Créé il y a 50 ans, le campus de l’Université de Lausanne s’apprête à vivre une nouvelle mue. La présence de l’institution en ville, sur le site du CHUV ainsi qu’au Biopôle d’Epalinges, se renforce. Visite guidée.
Un chantier qui s’achève. D’autres qui commencent. Le campus de l’Université de Lausanne à Dorigny est en pleine mue. A l’horizon 2023, il ne comptera pas moins de quatre nouveaux bâtiments : l’annexe de la Ferme de la Mouline et le Synathlon destiné aux sports, le Vortex et ses logements pour 1200 résidents ainsi que le bâtiment des sciences de la vie. Parallèlement, l’Amphipôle et l’Unithèque (dite aussi la Banane), deux stars historiques de l’Alma Mater construites par l’architecte Guido Cocchi, vont être transformés. Un vrai travail d’équilibriste pour que tout s’imbrique et se coordonne afin que personne ne se retrouve momentanément à la rue.
La situation est d’autant plus délicate que d’autres acteurs vont s’implanter à proximité. Le nouveau Campus santé – qui réunit la Haute Ecole de Santé Vaud (HESAV), le Centre coordonné de compétences cliniques (C4) et 500 logements – verra le jour non loin de là sur les Côtes de la Bourdonnette (lire l’article).
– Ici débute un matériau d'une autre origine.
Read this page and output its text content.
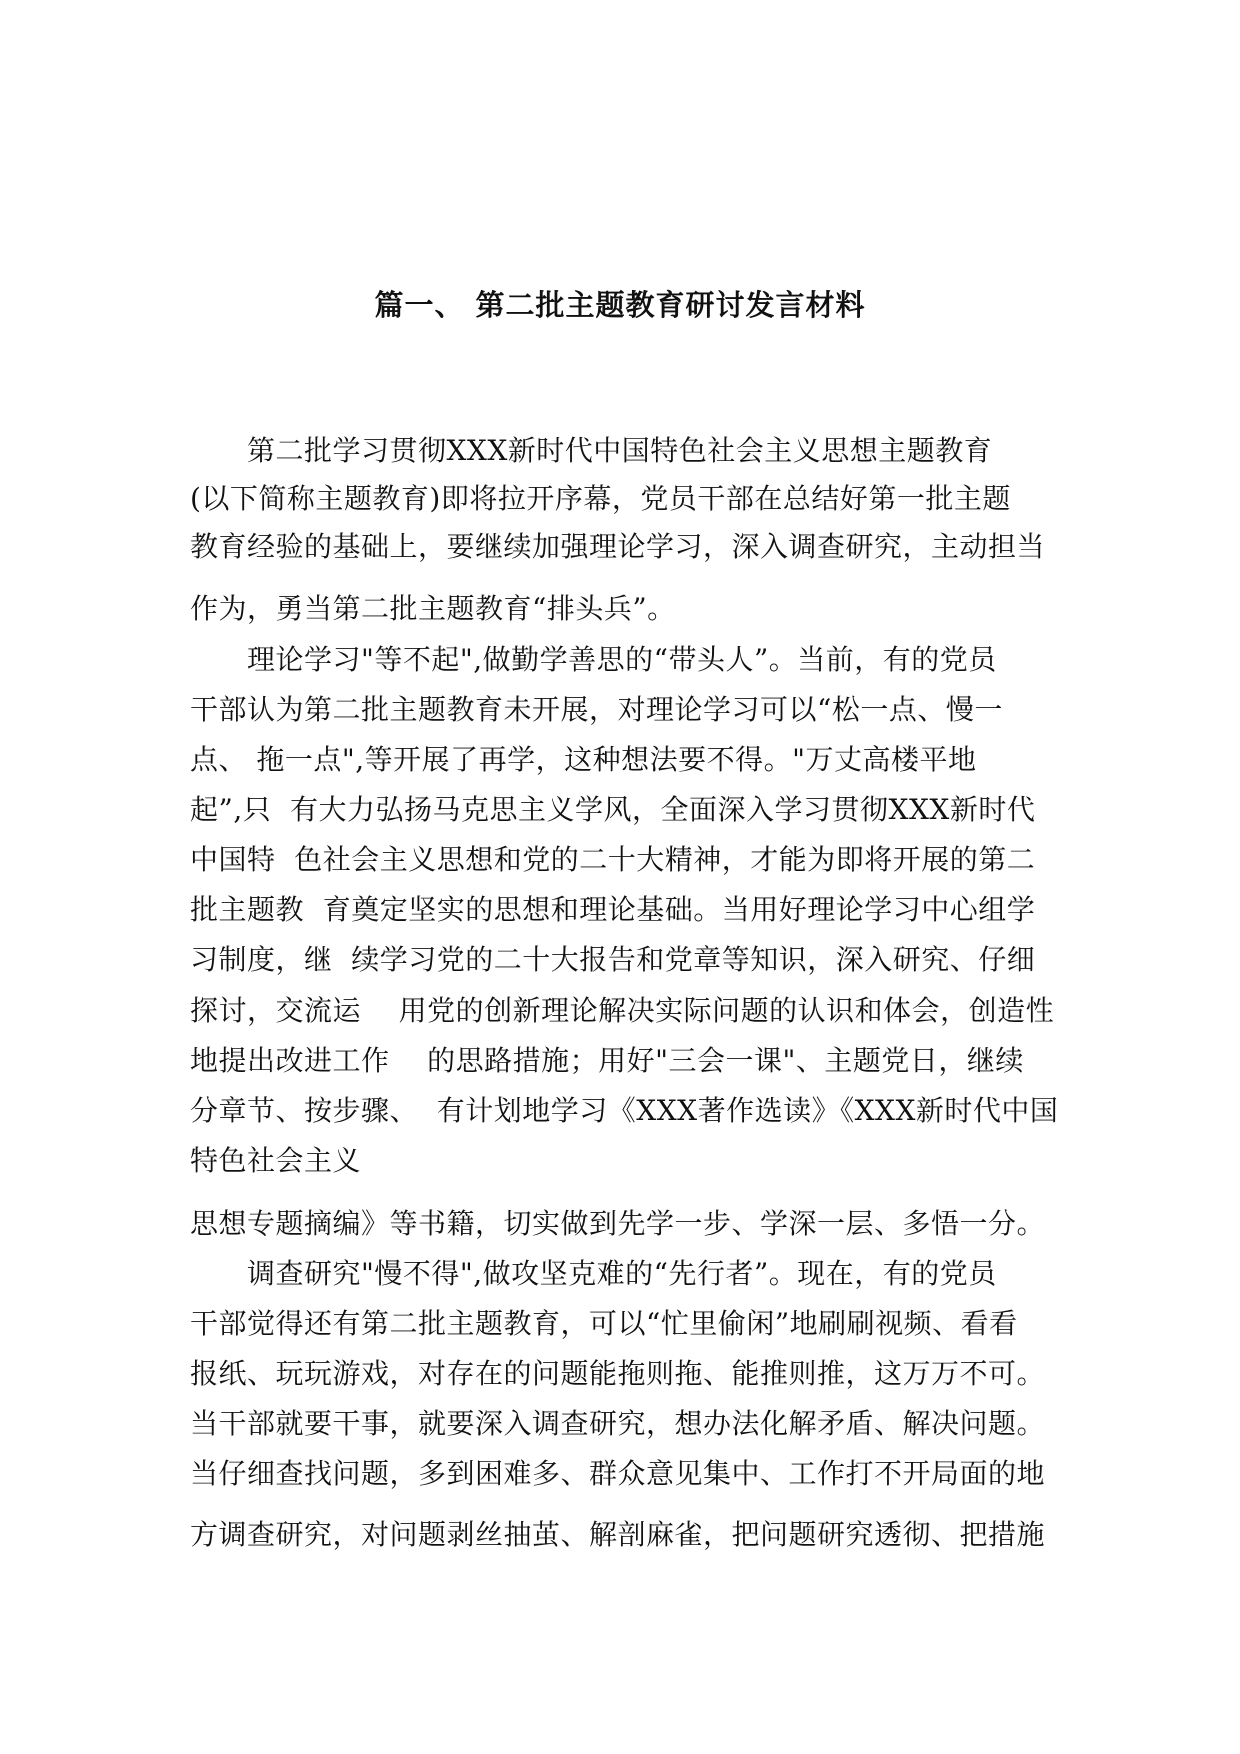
篇一、 第二批主题教育研讨发言材料
　　第二批学习贯彻XXX新时代中国特色社会主义思想主题教育
(以下简称主题教育)即将拉开序幕，党员干部在总结好第一批主题
教育经验的基础上，要继续加强理论学习，深入调查研究，主动担当
作为，勇当第二批主题教育“排头兵”。
　　理论学习"等不起",做勤学善思的“带头人”。当前，有的党员
干部认为第二批主题教育未开展，对理论学习可以“松一点、慢一
点、 拖一点",等开展了再学，这种想法要不得。"万丈高楼平地
起”,只  有大力弘扬马克思主义学风，全面深入学习贯彻XXX新时代
中国特  色社会主义思想和党的二十大精神，才能为即将开展的第二
批主题教  育奠定坚实的思想和理论基础。当用好理论学习中心组学
习制度，继  续学习党的二十大报告和党章等知识，深入研究、仔细
探讨，交流运    用党的创新理论解决实际问题的认识和体会，创造性
地提出改进工作    的思路措施；用好"三会一课"、主题党日，继续
分章节、按步骤、  有计划地学习《XXX著作选读》《XXX新时代中国
特色社会主义
思想专题摘编》等书籍，切实做到先学一步、学深一层、多悟一分。
　　调查研究"慢不得",做攻坚克难的“先行者”。现在，有的党员
干部觉得还有第二批主题教育，可以“忙里偷闲”地刷刷视频、看看
报纸、玩玩游戏，对存在的问题能拖则拖、能推则推，这万万不可。
当干部就要干事，就要深入调查研究，想办法化解矛盾、解决问题。
当仔细查找问题，多到困难多、群众意见集中、工作打不开局面的地
方调查研究，对问题剥丝抽茧、解剖麻雀，把问题研究透彻、把措施
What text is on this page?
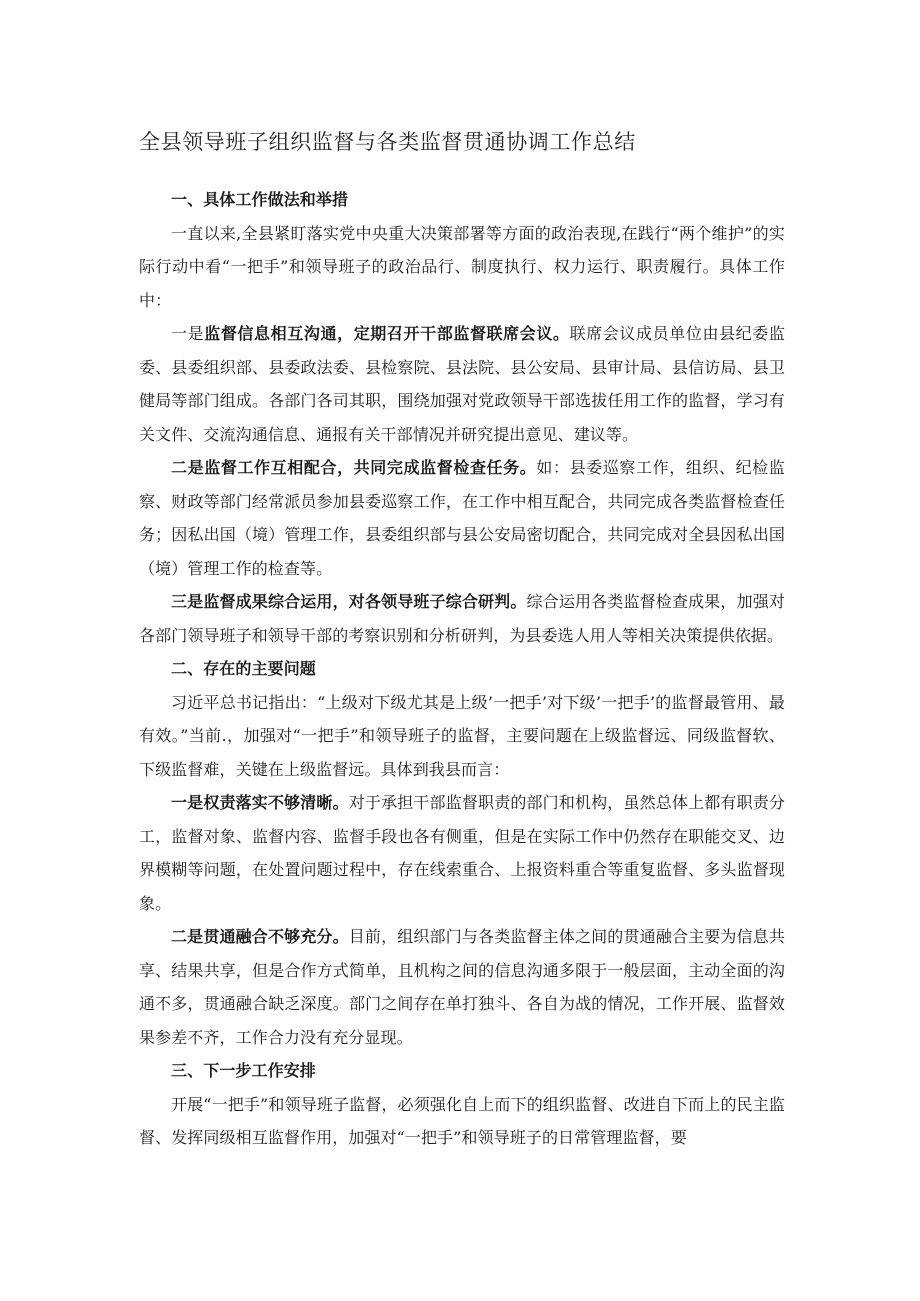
全县领导班子组织监督与各类监督贯通协调工作总结

一、具体工作做法和举措

一直以来,全县紧盯落实党中央重大决策部署等方面的政治表现,在践行“两个维护”的实际行动中看“一把手”和领导班子的政治品行、制度执行、权力运行、职责履行。具体工作中：

一是监督信息相互沟通，定期召开干部监督联席会议。联席会议成员单位由县纪委监委、县委组织部、县委政法委、县检察院、县法院、县公安局、县审计局、县信访局、县卫健局等部门组成。各部门各司其职，围绕加强对党政领导干部选拔任用工作的监督，学习有关文件、交流沟通信息、通报有关干部情况并研究提出意见、建议等。

二是监督工作互相配合，共同完成监督检查任务。如：县委巡察工作，组织、纪检监察、财政等部门经常派员参加县委巡察工作，在工作中相互配合，共同完成各类监督检查任务；因私出国（境）管理工作，县委组织部与县公安局密切配合，共同完成对全县因私出国（境）管理工作的检查等。

三是监督成果综合运用，对各领导班子综合研判。综合运用各类监督检查成果，加强对各部门领导班子和领导干部的考察识别和分析研判，为县委选人用人等相关决策提供依据。

二、存在的主要问题

习近平总书记指出：“上级对下级尤其是上级’一把手’对下级’一把手’的监督最管用、最有效。”当前.，加强对“一把手”和领导班子的监督，主要问题在上级监督远、同级监督软、下级监督难，关键在上级监督远。具体到我县而言：

一是权责落实不够清晰。对于承担干部监督职责的部门和机构，虽然总体上都有职责分工，监督对象、监督内容、监督手段也各有侧重，但是在实际工作中仍然存在职能交叉、边界模糊等问题，在处置问题过程中，存在线索重合、上报资料重合等重复监督、多头监督现象。

二是贯通融合不够充分。目前，组织部门与各类监督主体之间的贯通融合主要为信息共享、结果共享，但是合作方式简单，且机构之间的信息沟通多限于一般层面，主动全面的沟通不多，贯通融合缺乏深度。部门之间存在单打独斗、各自为战的情况，工作开展、监督效果参差不齐，工作合力没有充分显现。

三、下一步工作安排

开展“一把手”和领导班子监督，必须强化自上而下的组织监督、改进自下而上的民主监督、发挥同级相互监督作用，加强对“一把手”和领导班子的日常管理监督，要
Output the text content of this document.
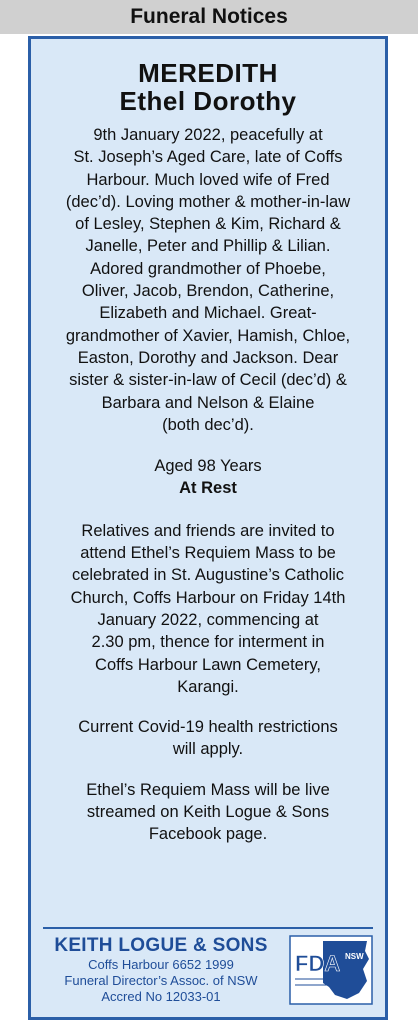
Funeral Notices
MEREDITH
Ethel Dorothy
9th January 2022, peacefully at
St. Joseph’s Aged Care, late of Coffs
Harbour. Much loved wife of Fred
(dec’d). Loving mother & mother-in-law
of Lesley, Stephen & Kim, Richard &
Janelle, Peter and Phillip & Lilian.
Adored grandmother of Phoebe,
Oliver, Jacob, Brendon, Catherine,
Elizabeth and Michael. Great-
grandmother of Xavier, Hamish, Chloe,
Easton, Dorothy and Jackson. Dear
sister & sister-in-law of Cecil (dec’d) &
Barbara and Nelson & Elaine
(both dec’d).
Aged 98 Years
At Rest
Relatives and friends are invited to
attend Ethel’s Requiem Mass to be
celebrated in St. Augustine’s Catholic
Church, Coffs Harbour on Friday 14th
January 2022, commencing at
2.30 pm, thence for interment in
Coffs Harbour Lawn Cemetery,
Karangi.
Current Covid-19 health restrictions
will apply.
Ethel’s Requiem Mass will be live
streamed on Keith Logue & Sons
Facebook page.
KEITH LOGUE & SONS
Coffs Harbour 6652 1999
Funeral Director’s Assoc. of NSW
Accred No 12033-01
FDA NSW
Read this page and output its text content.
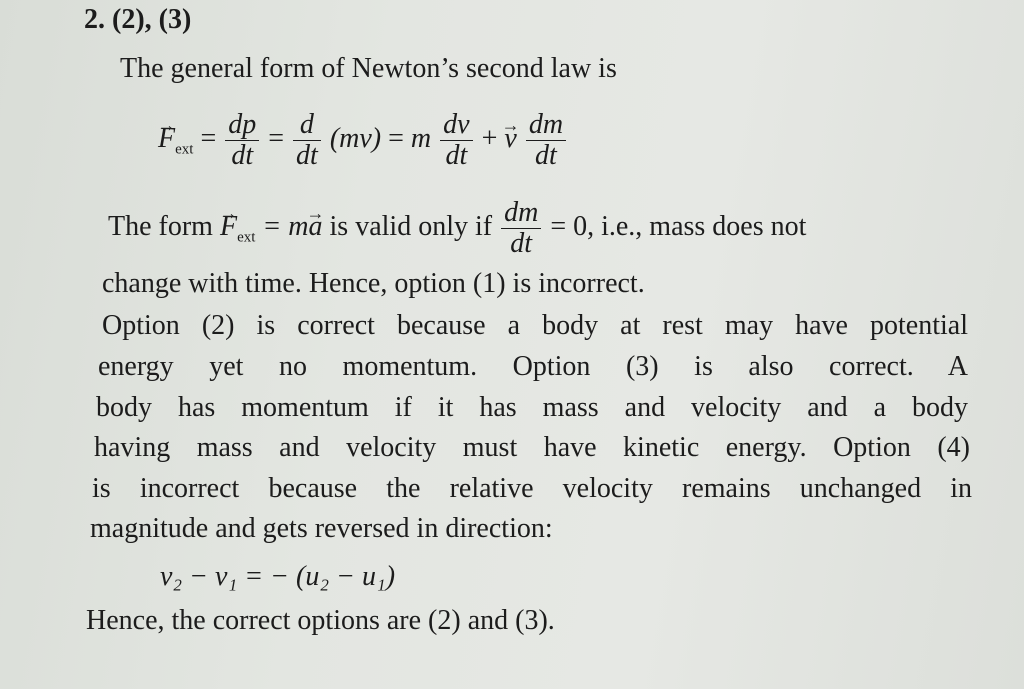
2. (2), (3)
The general form of Newton’s second law is
→ $F_{ext} = \frac{dp}{dt} = \frac{d}{dt} (mv) = m \frac{dv}{dt}$ + → v $\frac{dm}{dt}$
The form → $F_{ext} = m\to a$ is valid only if $\frac{dm}{dt} = 0$, i.e., mass does not
change with time. Hence, option (1) is incorrect.
Option (2) is correct because a body at rest may have potential
energy yet no momentum. Option (3) is also correct. A
body has momentum if it has mass and velocity and a body
having mass and velocity must have kinetic energy. Option (4)
is incorrect because the relative velocity remains unchanged in
magnitude and gets reversed in direction:
v₂ − v₁ = − (u₂ − u₁)
Hence, the correct options are (2) and (3).
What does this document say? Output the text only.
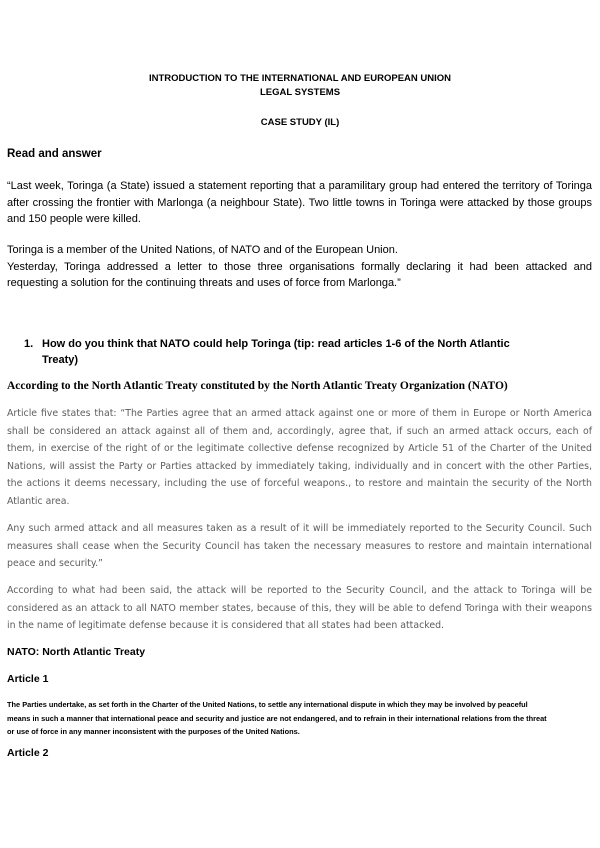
INTRODUCTION TO THE INTERNATIONAL AND EUROPEAN UNION
LEGAL SYSTEMS
CASE STUDY (IL)
Read and answer

“Last week, Toringa (a State) issued a statement reporting that a paramilitary group had entered the territory of Toringa after crossing the frontier with Marlonga (a neighbour State). Two little towns in Toringa were attacked by those groups and 150 people were killed.

Toringa is a member of the United Nations, of NATO and of the European Union.
Yesterday, Toringa addressed a letter to those three organisations formally declaring it had been attacked and requesting a solution for the continuing threats and uses of force from Marlonga.”
1. How do you think that NATO could help Toringa (tip: read articles 1-6 of the North Atlantic Treaty)
According to the North Atlantic Treaty constituted by the North Atlantic Treaty Organization (NATO)

Article five states that: “The Parties agree that an armed attack against one or more of them in Europe or North America shall be considered an attack against all of them and, accordingly, agree that, if such an armed attack occurs, each of them, in exercise of the right of or the legitimate collective defense recognized by Article 51 of the Charter of the United Nations, will assist the Party or Parties attacked by immediately taking, individually and in concert with the other Parties, the actions it deems necessary, including the use of forceful weapons., to restore and maintain the security of the North Atlantic area.

Any such armed attack and all measures taken as a result of it will be immediately reported to the Security Council. Such measures shall cease when the Security Council has taken the necessary measures to restore and maintain international peace and security.”

According to what had been said, the attack will be reported to the Security Council, and the attack to Toringa will be considered as an attack to all NATO member states, because of this, they will be able to defend Toringa with their weapons in the name of legitimate defense because it is considered that all states had been attacked.

NATO: North Atlantic Treaty
Article 1

The Parties undertake, as set forth in the Charter of the United Nations, to settle any international dispute in which they may be involved by peaceful means in such a manner that international peace and security and justice are not endangered, and to refrain in their international relations from the threat or use of force in any manner inconsistent with the purposes of the United Nations.

Article 2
Il sera même relié au campus par une passerelle. A l’ouest, c’est la RTS qui va s’offrir de nouveaux locaux sur le site de l’EPFL, tout près du Learning Center. Enfin, sur et à la périphérie du campus de l’UNIL, d’autres réaménagements sont encore au programme, notamment l’extension du bâtiment Internef. La métamorphose ne fait que commencer.
Le site de Dorigny se densifie
Révolue la vision longtemps défendue d’un campus bucolique composé d’une série de bâtiments posés comme des objets dans un parc ? Enterrée «l’Université aux champs» avec ses moutons promus au rang de tondeuses écologiques ?
«La ville approche, elle arrive. Et ce n’est pas une métaphore, c’est très concret, reconnaît Benoît Frund, vice-recteur en charge de la politique de durabilité, de la gestion et du développement du campus. Certes, le site de Dorigny ne va pas changer radicalement, mais il va se densifier. Avec le projet Vortex, il accueillera en outre pour la première fois un grand nombre d’habitants. Ces derniers auront d’autres besoins que ceux qui arrivent le matin et repartent le soir. Il va falloir repenser un certain nombre de services.»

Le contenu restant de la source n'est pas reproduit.